En el caso de salud, estas prácticas literalmente cuestan vidas, dejan secuelas de enfermedad y daño muchas veces irreparable. Es una de las áreas de la gestión pública donde más claramente queda establecido que la corrupción sí nos afecta a todos directamente.

Por esa razón, fue muy importante que esta semana se capturara a varios de los implicados en la suscripción de ese Pacto Colectivo, negociado y firmado en el 2013, en un período donde se gestó la crisis de desabastecimiento más grande que ha enfrentado la institución en toda su existencia.

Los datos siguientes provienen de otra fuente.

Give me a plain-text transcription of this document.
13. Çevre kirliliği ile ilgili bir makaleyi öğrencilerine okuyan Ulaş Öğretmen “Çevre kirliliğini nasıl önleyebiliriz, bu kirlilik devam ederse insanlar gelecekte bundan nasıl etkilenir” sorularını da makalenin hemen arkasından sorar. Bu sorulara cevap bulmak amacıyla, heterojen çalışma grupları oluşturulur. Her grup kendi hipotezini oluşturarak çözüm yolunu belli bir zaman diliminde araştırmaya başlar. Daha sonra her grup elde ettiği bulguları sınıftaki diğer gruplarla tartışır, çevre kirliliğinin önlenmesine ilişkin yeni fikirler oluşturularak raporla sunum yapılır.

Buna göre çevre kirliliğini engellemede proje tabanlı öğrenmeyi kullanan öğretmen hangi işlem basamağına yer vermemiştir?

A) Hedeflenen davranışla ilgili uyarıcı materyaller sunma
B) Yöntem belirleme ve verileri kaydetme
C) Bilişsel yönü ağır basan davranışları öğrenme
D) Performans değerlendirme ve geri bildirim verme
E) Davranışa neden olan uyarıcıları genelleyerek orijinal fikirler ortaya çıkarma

La denuncia, hecha ante el Ministerio Público desde el 2015 por el exministro Luis Enrique Monterroso, se “conexó” posteriormente con denuncias que hicieran el diputado Villate y luego el exministro Mariano Rayo, quien logró que la Procuraduría General de la Nación acuerpara las denuncias y vinculara al Ministerio de Trabajo en el proceso, ya que los sindicalistas demandaron al MSPAS por incumplimiento de este Pacto Colectivo. Cabe destacar que el Pacto no tuvo tampoco dictamen previo favorable del Ministerio de Finanzas antes de ser firmado.

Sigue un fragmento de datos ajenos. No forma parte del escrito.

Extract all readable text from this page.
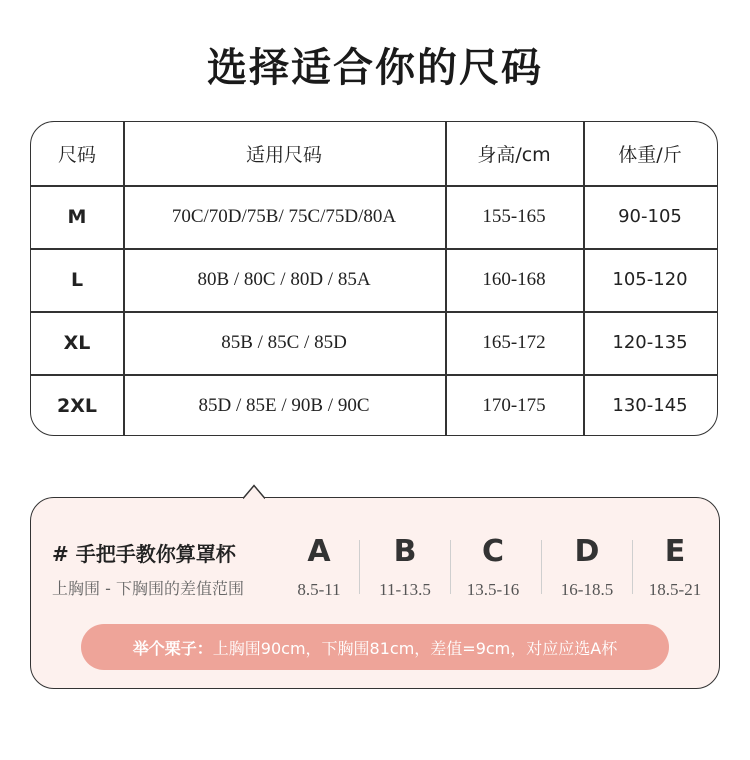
选择适合你的尺码
尺码	适用尺码	身高/cm	体重/斤
M	70C/70D/75B/ 75C/75D/80A	155-165	90-105
L	80B / 80C / 80D / 85A	160-168	105-120
XL	85B / 85C / 85D	165-172	120-135
2XL	85D / 85E / 90B / 90C	170-175	130-145
# 手把手教你算罩杯
上胸围 - 下胸围的差值范围
A
8.5-11
B
11-13.5
C
13.5-16
D
16-18.5
E
18.5-21
举个栗子： 上胸围90cm，下胸围81cm，差值=9cm，对应应选A杯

Se esperaría que una vez se cumpla el proceso judicial, y de ser hallados culpables, el Pacto Colectivo pueda ser anulado de inmediato por contravenir la ley, y que eso despeje de una sola vez la posibilidad de construir una política salarial clara y coherente dentro del MSPAS, que acabe con esas prácticas anómalas de contrataciones disfrazadas, y negociaciones salariales sin sustento técnico y financiero.

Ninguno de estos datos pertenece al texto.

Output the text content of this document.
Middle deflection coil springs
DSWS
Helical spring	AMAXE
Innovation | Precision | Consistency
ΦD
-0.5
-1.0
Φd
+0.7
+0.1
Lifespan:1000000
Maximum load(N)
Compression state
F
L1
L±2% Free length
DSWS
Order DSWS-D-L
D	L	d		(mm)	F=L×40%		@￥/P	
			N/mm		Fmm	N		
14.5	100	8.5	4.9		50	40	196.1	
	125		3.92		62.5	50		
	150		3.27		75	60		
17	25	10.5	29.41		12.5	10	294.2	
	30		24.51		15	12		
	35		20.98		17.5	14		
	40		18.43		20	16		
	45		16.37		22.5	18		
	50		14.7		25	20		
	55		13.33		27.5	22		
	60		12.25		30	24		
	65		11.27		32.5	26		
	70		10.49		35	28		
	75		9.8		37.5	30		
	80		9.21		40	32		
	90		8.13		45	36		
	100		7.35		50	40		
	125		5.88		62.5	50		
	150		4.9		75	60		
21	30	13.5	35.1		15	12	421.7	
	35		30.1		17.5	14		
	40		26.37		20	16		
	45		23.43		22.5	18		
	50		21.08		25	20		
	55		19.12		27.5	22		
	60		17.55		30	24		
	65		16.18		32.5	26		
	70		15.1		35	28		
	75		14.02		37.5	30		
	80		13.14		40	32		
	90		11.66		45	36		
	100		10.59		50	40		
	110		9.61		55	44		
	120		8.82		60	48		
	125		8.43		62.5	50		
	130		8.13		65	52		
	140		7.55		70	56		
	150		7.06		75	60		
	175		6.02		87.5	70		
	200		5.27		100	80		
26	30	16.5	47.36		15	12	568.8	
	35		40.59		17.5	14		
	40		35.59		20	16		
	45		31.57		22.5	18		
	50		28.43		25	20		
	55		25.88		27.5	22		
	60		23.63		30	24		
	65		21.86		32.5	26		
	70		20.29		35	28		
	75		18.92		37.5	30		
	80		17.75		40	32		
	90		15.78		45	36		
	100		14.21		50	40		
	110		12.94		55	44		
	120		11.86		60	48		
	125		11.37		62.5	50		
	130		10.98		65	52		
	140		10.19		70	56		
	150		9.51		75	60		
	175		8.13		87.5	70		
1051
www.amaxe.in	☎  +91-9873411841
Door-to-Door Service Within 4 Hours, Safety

Por otra parte, no se puede olvidar que este asunto no se arregla solo con determinar la culpabilidad o no de los implicados, incluido al prófugo exministro Villavicencio, a quien hago un llamado a que se entregue a la justicia y dirima su situación, y anular el Pacto.

El hecho es que hay una necesidad real de hacer una revisión a fondo de todo el sistema de servicio civil para que la meritocracia impere. Sin embargo, no se trata solo de quién accede a ser servidor público y bajo qué reglas, sino la discusión debe incluir la ley y política salarial y también una discusión fiscal, pues sin más recursos, esto no se arregla, por más mérito que procuremos. Creo también pertinente que se revise cómo se regulan las relaciones entre el Estado y sus trabajadores, pues esta dinámica está presa de las prácticas clientelares y corruptas que destrozan al Estado.

Tomó tres años y medio llegar hasta este momento, pero puede ser clave, ahora que los médicos están nuevamente reivindicando el incremento salarial que les había sido prometido a final del 2018. Deben tener mucha precaución y asesorarse bien sobre qué negocian y cómo. Las demandas son legítimas, pero solo deben negociarse dentro del margen de la ley. ¡Sean ustedes, más bien, quienes detonen la exigencia de una revisión de fondo del sistema de servicio civil!